Makar Sankranti 2024:
Makarsankranti, a festival that signifies the onset of warmer days bidding goodbye to the cold and harsh winter season as well as the new harvest, is being celebrated in the country today. One of the wonderful things about this festival is that it is celebrated in throughout the greater part of the nation and named differently, though the underlining reason remains the same – saying adieu to winter and celebrating the new harvest.
India being a largely agrarian country sees Makarsankranti being celebrated by different names. It is known as Poush Parban or Poush Sankranti in West Bengal, Makarsankranti in the Hindi belt, Makara Chaula or Makara Mela in Odisha, Pongal and Bhogi in South India, Uttarayana in Gujarat, Magh Bihu in Assam, Lohri in Punjab and all filled with charming local activities.
The festival holds considerable importance, particularly for Hindus. Devotees assemble at rivers and large tanks for an early morning dip as cleansing oneself at the auspicious hours is believed to purify one’s soul. People also buy new objects for their households as it is believed to bring prosperity and good fortune all through the year.
Finally, the seasonal delicacies without which Indian festivals cannot be considered complete. Freshly harvested rice, sugarcane, jaggery, maize, sesame seeds and milk are essential ingredients of festive fare.
Gangasagar Mela During Makarsankranti
The Ganga Sagar Mela is an event that is a testament to the vibrant cultural and spiritual tapestry of India. Held annually in Sagardwip, West Bengal, this annual fair has, over the years, earned the distinction of being the second- most popular mela in the country, second only to the Kumbh Mela. The festival draws a huge number of devotees who travel to the island of Sagar from all parts of the country to take part in rituals, seek spiritual purification, and celebrate with fervour with countrymen who have assembled there.

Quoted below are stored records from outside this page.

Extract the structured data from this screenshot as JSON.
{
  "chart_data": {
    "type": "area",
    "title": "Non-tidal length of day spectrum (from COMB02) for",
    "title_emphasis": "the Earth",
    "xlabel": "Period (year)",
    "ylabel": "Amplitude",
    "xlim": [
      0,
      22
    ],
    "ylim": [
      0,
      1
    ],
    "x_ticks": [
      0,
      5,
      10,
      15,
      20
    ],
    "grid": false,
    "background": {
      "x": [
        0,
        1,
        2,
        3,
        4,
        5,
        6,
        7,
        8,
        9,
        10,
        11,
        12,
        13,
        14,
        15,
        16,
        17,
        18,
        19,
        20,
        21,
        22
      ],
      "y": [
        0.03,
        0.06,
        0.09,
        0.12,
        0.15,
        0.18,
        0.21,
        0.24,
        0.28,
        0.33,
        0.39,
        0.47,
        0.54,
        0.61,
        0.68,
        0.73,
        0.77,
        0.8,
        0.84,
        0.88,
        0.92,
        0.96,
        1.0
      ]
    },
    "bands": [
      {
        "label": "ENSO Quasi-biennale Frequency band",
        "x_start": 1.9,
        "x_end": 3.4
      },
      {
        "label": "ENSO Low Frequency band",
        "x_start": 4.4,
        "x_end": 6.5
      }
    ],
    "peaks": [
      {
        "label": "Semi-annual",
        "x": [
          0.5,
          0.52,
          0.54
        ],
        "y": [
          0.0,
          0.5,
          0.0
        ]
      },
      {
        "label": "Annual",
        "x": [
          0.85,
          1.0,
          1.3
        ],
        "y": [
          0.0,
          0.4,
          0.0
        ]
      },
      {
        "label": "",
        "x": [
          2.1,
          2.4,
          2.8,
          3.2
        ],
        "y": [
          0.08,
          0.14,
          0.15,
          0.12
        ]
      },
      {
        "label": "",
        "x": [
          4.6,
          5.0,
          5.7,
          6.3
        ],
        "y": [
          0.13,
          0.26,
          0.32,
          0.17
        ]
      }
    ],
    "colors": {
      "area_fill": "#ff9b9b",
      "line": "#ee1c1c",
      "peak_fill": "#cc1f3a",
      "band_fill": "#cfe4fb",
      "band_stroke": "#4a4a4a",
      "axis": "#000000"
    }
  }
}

The Mela is a celebration of the myriad rituals, lamp lighting, and spiritual chants that fill the atmosphere in Sagardwip (the island of Sagar) creating a divine aura. Pilgrims from diverse backgrounds, races, socioeconomic classes and nationalities come together to participate in Gangasagar Mela forming a beautiful mosaic of spiritual unity. The culmination of the festival is marked by devotees worshiping Lord Surya, the Sun God, after their purifying dip.

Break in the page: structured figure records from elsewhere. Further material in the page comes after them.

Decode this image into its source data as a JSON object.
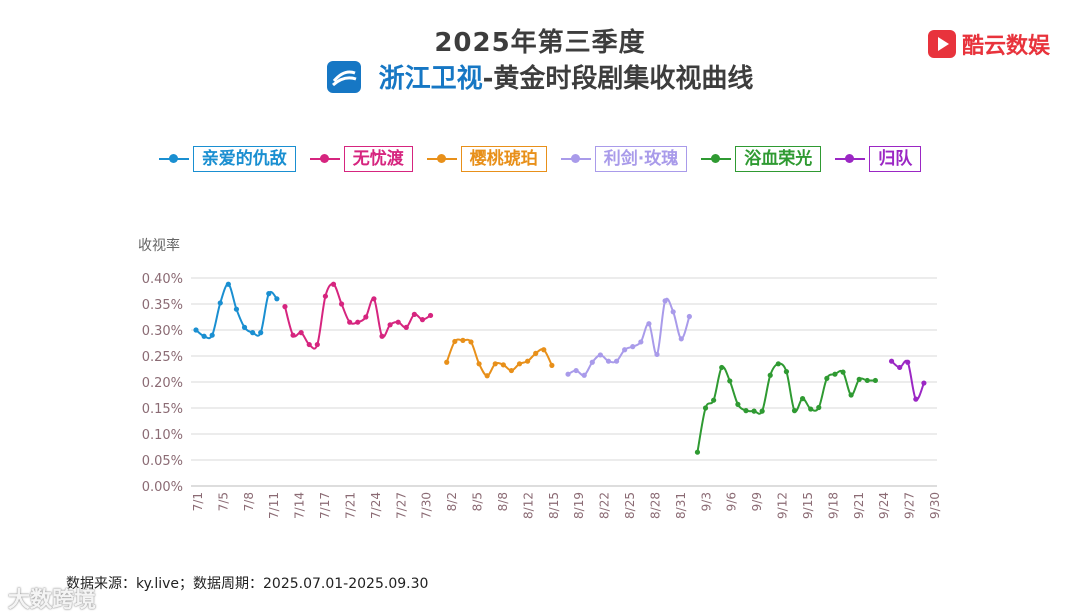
{
  "header": {
    "title_line1": "2025年第三季度",
    "channel": "浙江卫视",
    "subtitle_rest": "-黄金时段剧集收视曲线"
  },
  "brand": {
    "name": "酷云数娱"
  },
  "footer": {
    "source": "数据来源：ky.live；数据周期：2025.07.01-2025.09.30"
  },
  "watermark": "大数跨境",
  "colors": {
    "axis_tick": "#8b6b74",
    "grid": "#d9d9d9"
  },
  "chart_data": {
    "type": "line",
    "ylabel": "收视率",
    "ylim": [
      0,
      0.4
    ],
    "yticks": [
      "0.00%",
      "0.05%",
      "0.10%",
      "0.15%",
      "0.20%",
      "0.25%",
      "0.30%",
      "0.35%",
      "0.40%"
    ],
    "xrange": [
      "2025-07-01",
      "2025-09-30"
    ],
    "xticks": [
      "7/1",
      "7/5",
      "7/8",
      "7/11",
      "7/14",
      "7/17",
      "7/21",
      "7/24",
      "7/27",
      "7/30",
      "8/2",
      "8/5",
      "8/8",
      "8/12",
      "8/15",
      "8/19",
      "8/22",
      "8/25",
      "8/28",
      "8/31",
      "9/3",
      "9/6",
      "9/9",
      "9/12",
      "9/15",
      "9/18",
      "9/21",
      "9/24",
      "9/27",
      "9/30"
    ],
    "series": [
      {
        "name": "亲爱的仇敌",
        "color": "#1a8fd1",
        "points": [
          [
            "2025-07-01",
            0.3
          ],
          [
            "2025-07-02",
            0.288
          ],
          [
            "2025-07-03",
            0.29
          ],
          [
            "2025-07-04",
            0.352
          ],
          [
            "2025-07-05",
            0.388
          ],
          [
            "2025-07-06",
            0.34
          ],
          [
            "2025-07-07",
            0.305
          ],
          [
            "2025-07-08",
            0.295
          ],
          [
            "2025-07-09",
            0.295
          ],
          [
            "2025-07-10",
            0.37
          ],
          [
            "2025-07-11",
            0.36
          ]
        ]
      },
      {
        "name": "无忧渡",
        "color": "#d6257f",
        "points": [
          [
            "2025-07-12",
            0.345
          ],
          [
            "2025-07-13",
            0.29
          ],
          [
            "2025-07-14",
            0.295
          ],
          [
            "2025-07-15",
            0.272
          ],
          [
            "2025-07-16",
            0.272
          ],
          [
            "2025-07-17",
            0.365
          ],
          [
            "2025-07-18",
            0.388
          ],
          [
            "2025-07-19",
            0.35
          ],
          [
            "2025-07-20",
            0.315
          ],
          [
            "2025-07-21",
            0.315
          ],
          [
            "2025-07-22",
            0.325
          ],
          [
            "2025-07-23",
            0.36
          ],
          [
            "2025-07-24",
            0.288
          ],
          [
            "2025-07-25",
            0.31
          ],
          [
            "2025-07-26",
            0.315
          ],
          [
            "2025-07-27",
            0.305
          ],
          [
            "2025-07-28",
            0.33
          ],
          [
            "2025-07-29",
            0.32
          ],
          [
            "2025-07-30",
            0.328
          ]
        ]
      },
      {
        "name": "樱桃琥珀",
        "color": "#e8901a",
        "points": [
          [
            "2025-08-01",
            0.238
          ],
          [
            "2025-08-02",
            0.278
          ],
          [
            "2025-08-03",
            0.28
          ],
          [
            "2025-08-04",
            0.277
          ],
          [
            "2025-08-05",
            0.235
          ],
          [
            "2025-08-06",
            0.212
          ],
          [
            "2025-08-07",
            0.235
          ],
          [
            "2025-08-08",
            0.233
          ],
          [
            "2025-08-09",
            0.222
          ],
          [
            "2025-08-10",
            0.235
          ],
          [
            "2025-08-11",
            0.24
          ],
          [
            "2025-08-12",
            0.255
          ],
          [
            "2025-08-13",
            0.262
          ],
          [
            "2025-08-14",
            0.232
          ]
        ]
      },
      {
        "name": "利剑·玫瑰",
        "color": "#a99bea",
        "points": [
          [
            "2025-08-16",
            0.215
          ],
          [
            "2025-08-17",
            0.222
          ],
          [
            "2025-08-18",
            0.213
          ],
          [
            "2025-08-19",
            0.238
          ],
          [
            "2025-08-20",
            0.252
          ],
          [
            "2025-08-21",
            0.24
          ],
          [
            "2025-08-22",
            0.24
          ],
          [
            "2025-08-23",
            0.262
          ],
          [
            "2025-08-24",
            0.268
          ],
          [
            "2025-08-25",
            0.277
          ],
          [
            "2025-08-26",
            0.312
          ],
          [
            "2025-08-27",
            0.253
          ],
          [
            "2025-08-28",
            0.356
          ],
          [
            "2025-08-29",
            0.335
          ],
          [
            "2025-08-30",
            0.283
          ],
          [
            "2025-08-31",
            0.326
          ]
        ]
      },
      {
        "name": "浴血荣光",
        "color": "#2f9a32",
        "points": [
          [
            "2025-09-01",
            0.065
          ],
          [
            "2025-09-02",
            0.15
          ],
          [
            "2025-09-03",
            0.165
          ],
          [
            "2025-09-04",
            0.228
          ],
          [
            "2025-09-05",
            0.202
          ],
          [
            "2025-09-06",
            0.157
          ],
          [
            "2025-09-07",
            0.145
          ],
          [
            "2025-09-08",
            0.144
          ],
          [
            "2025-09-09",
            0.144
          ],
          [
            "2025-09-10",
            0.213
          ],
          [
            "2025-09-11",
            0.235
          ],
          [
            "2025-09-12",
            0.22
          ],
          [
            "2025-09-13",
            0.145
          ],
          [
            "2025-09-14",
            0.168
          ],
          [
            "2025-09-15",
            0.148
          ],
          [
            "2025-09-16",
            0.151
          ],
          [
            "2025-09-17",
            0.207
          ],
          [
            "2025-09-18",
            0.215
          ],
          [
            "2025-09-19",
            0.219
          ],
          [
            "2025-09-20",
            0.175
          ],
          [
            "2025-09-21",
            0.205
          ],
          [
            "2025-09-22",
            0.203
          ],
          [
            "2025-09-23",
            0.203
          ]
        ]
      },
      {
        "name": "归队",
        "color": "#9b27c4",
        "points": [
          [
            "2025-09-25",
            0.24
          ],
          [
            "2025-09-26",
            0.228
          ],
          [
            "2025-09-27",
            0.238
          ],
          [
            "2025-09-28",
            0.167
          ],
          [
            "2025-09-29",
            0.198
          ]
        ]
      }
    ]
  }
}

Post the holy dip and bath in the early hours of the morning, pilgrims usually visit the temple of Kapil Muni, a revered sage in Hindu mythology. The temple has considerable spiritual significance to devotees visiting the Mela. Gangasagar Mela is celebrated on Makar Sankranti that usually falls either on the 14th or 15th of January every year. This year, the festival is being celebrated today.